Mais quels sont leurs effets sur le fonctionnement biologique des sols ?
C’est la question que nous avons explorée dans une expérimentation en mésocosmes, en étudiant les effets de 6 types de digestats sur les communautés de nématodes du sol dans le cadre du projet METHABOSOL.
Les résultats viennent d’être publiés dans la revue internationale Applied Soil Ecology.
Le projet METHABOSOL était un projet CASDAR coordonné par AgroSupDijon, dont ELISOL environnement était partenaire ainsi que l’INRAE, l’ESA, l’ENS Paris, l’EPLEFPA du Bas-Rhin, le GERES, l’université de Rennes 1, L’université Lyon 3, ACE Méthanisation, AILE, CA Côte d’or, CRA Bretagne et CRA Pays de Loire.
🔬 1er constat : il n’existe pas “un” digestat, mais une grande diversité de digestats.
Leurs propriétés varient fortement selon les matières brutes utilisées les procédés de méthanisation : pH, rapport C/N, teneur en NH4+, azote organique, humidité…
En général, les digestats solides sont plus riches en carbone tandis que les fractions liquides sont riches en azote ammoniacal
🪱 2e constat : certains digestats agissent comme des vecteurs d’organismes vivants.
100 g de digestat solide peuvent apporter jusqu’à 400 000 nématodes bactérivores au sol.
Ces organismes jouent un rôle clé dans la décomposition de la matière organique et la minéralisation des nutriments. Un véritable boost d’activité biologique pour les sols.
Un effet que l’on retrouve également avec certains composts et fumiers.
🌾 3e constat : l’impact d’un digestat dépend fortement du type de sol.
Les sols sableux sont beaucoup plus sensibles aux apports de digestats que les sols argileux ou limoneux, qui tamponnent davantage les perturbations.
⚠️ 4e constat : stimuler l’activité biologique ne signifie pas toujours augmenter la biodiversité.
Si la plupart des digestats stimulent l’activité biologique des sols, certains peuvent aussi réduire la diversité des communautés de nématodes. Cet effet est surtout observé avec des digestats liquides riches en azote ammoniacal, notamment dans les sols sableux.
L’ensemble de ces tendances sont également observées chez les microorganismes et les vers de terre.
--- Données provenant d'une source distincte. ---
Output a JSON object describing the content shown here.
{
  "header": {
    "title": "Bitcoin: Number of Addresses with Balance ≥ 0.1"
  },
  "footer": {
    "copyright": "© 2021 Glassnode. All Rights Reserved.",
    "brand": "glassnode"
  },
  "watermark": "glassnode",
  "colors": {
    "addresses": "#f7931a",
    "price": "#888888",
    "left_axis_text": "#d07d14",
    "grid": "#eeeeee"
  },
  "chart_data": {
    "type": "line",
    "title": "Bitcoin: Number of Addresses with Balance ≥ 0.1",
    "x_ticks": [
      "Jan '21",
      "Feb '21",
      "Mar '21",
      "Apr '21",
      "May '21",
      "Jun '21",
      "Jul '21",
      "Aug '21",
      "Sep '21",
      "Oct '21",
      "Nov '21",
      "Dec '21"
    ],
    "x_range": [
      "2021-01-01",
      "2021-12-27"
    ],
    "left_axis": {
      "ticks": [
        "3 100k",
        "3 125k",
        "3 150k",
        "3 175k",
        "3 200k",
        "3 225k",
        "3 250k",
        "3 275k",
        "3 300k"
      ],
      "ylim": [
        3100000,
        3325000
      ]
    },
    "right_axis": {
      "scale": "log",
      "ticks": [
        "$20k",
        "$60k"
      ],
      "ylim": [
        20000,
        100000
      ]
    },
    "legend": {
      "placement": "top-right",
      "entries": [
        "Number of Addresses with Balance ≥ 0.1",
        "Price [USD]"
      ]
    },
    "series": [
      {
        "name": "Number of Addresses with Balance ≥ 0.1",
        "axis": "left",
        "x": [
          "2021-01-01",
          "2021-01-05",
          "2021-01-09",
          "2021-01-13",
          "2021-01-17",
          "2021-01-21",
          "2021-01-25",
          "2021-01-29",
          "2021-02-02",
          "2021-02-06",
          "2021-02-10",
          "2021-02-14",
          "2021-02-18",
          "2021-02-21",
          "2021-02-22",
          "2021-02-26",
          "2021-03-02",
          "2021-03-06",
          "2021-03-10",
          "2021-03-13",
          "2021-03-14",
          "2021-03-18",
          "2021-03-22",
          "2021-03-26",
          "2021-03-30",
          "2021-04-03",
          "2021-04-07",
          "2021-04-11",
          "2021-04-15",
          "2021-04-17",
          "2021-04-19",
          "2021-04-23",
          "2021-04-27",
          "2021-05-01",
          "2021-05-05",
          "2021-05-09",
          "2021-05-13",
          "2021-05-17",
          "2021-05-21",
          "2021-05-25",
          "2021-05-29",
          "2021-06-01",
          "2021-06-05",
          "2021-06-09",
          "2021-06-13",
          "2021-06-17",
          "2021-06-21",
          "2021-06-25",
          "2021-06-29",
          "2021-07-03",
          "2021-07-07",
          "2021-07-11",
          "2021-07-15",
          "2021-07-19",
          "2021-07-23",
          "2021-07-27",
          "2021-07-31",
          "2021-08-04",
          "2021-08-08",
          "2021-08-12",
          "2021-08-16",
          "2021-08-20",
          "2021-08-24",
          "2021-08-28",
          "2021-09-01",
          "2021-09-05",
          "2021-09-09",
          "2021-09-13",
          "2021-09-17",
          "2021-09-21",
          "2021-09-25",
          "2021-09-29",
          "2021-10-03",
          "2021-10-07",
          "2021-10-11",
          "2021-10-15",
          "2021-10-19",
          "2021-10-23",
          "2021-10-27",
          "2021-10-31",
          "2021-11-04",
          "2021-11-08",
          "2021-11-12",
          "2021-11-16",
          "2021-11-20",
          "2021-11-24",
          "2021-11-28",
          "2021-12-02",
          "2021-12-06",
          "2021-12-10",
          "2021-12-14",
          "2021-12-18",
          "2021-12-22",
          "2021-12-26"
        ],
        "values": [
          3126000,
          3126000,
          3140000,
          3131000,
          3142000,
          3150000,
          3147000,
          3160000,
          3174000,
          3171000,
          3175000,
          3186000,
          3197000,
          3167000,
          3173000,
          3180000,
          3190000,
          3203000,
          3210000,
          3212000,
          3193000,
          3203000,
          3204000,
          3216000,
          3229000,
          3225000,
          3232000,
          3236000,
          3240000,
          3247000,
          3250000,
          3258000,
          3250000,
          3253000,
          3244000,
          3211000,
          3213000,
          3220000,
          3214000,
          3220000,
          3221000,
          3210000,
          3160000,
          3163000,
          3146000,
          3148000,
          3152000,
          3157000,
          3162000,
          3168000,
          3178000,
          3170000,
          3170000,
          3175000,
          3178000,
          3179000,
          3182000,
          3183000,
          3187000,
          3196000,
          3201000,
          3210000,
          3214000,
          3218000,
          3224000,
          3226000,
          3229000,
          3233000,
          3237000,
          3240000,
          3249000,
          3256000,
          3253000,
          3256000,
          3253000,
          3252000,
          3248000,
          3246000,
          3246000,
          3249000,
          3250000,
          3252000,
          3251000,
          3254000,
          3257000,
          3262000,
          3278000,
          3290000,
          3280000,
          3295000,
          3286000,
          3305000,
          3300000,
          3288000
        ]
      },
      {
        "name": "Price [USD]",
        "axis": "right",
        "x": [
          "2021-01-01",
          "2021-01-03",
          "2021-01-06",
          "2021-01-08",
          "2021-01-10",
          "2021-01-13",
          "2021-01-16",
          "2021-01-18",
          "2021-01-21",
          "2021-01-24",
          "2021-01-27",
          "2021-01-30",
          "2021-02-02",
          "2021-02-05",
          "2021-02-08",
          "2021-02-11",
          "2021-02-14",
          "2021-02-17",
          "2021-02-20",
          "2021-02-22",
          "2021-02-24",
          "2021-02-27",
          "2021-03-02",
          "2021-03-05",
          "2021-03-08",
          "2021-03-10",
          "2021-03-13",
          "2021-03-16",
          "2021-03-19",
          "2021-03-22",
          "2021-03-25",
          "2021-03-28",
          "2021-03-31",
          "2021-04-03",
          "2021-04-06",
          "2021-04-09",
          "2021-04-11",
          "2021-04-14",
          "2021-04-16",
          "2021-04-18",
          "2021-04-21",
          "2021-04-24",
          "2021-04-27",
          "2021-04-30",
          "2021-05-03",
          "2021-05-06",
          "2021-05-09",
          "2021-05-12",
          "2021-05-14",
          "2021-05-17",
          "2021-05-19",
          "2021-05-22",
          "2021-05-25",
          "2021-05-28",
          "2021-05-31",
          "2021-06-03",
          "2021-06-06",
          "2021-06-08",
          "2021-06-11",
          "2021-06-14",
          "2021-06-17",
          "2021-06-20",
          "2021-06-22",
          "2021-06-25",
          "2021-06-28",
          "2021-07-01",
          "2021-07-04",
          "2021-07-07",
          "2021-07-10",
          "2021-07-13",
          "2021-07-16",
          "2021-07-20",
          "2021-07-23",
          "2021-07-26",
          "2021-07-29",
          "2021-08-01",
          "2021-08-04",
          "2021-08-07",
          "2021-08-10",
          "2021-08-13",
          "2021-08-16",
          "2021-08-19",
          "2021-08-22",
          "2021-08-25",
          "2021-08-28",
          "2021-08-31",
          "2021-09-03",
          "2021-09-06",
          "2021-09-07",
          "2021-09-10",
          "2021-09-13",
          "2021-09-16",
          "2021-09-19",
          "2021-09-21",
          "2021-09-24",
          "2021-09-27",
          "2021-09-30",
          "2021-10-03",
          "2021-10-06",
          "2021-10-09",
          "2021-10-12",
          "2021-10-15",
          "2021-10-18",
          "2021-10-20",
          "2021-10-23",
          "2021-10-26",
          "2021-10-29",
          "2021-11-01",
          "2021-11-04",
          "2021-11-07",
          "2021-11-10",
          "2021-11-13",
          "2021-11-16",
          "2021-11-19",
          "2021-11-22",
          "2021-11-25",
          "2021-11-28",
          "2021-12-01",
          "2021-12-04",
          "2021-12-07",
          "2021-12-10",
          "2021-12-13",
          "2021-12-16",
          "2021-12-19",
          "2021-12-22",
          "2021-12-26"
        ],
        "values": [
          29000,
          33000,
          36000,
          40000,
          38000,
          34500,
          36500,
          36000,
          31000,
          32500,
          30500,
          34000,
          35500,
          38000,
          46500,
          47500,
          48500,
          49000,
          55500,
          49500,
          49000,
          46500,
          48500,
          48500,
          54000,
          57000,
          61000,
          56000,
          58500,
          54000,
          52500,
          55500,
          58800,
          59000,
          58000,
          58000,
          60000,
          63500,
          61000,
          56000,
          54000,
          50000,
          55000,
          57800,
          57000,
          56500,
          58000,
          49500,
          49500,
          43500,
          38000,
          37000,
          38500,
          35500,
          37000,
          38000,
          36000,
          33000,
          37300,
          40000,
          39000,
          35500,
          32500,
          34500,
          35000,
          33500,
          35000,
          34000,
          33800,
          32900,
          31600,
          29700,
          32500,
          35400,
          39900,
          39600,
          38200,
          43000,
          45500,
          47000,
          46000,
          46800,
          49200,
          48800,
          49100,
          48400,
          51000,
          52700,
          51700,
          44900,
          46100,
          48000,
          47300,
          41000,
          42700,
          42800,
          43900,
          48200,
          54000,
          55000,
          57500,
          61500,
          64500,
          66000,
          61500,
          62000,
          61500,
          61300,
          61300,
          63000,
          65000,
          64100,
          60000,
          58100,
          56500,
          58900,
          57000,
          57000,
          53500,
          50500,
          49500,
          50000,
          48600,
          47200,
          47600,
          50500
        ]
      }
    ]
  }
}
👉 Anticiper l’impact des digestats sur la fertilité biologique des sols nécessite donc de considérer :
✔️ le type de sol,
✔️ la qualité du digestat et donc sa composition chimique,
✔️ les doses appliquées.
Des éléments clés dans un contexte où l’on cherche à réduire l’usage des engrais minéraux, notamment des ammo-nitrates.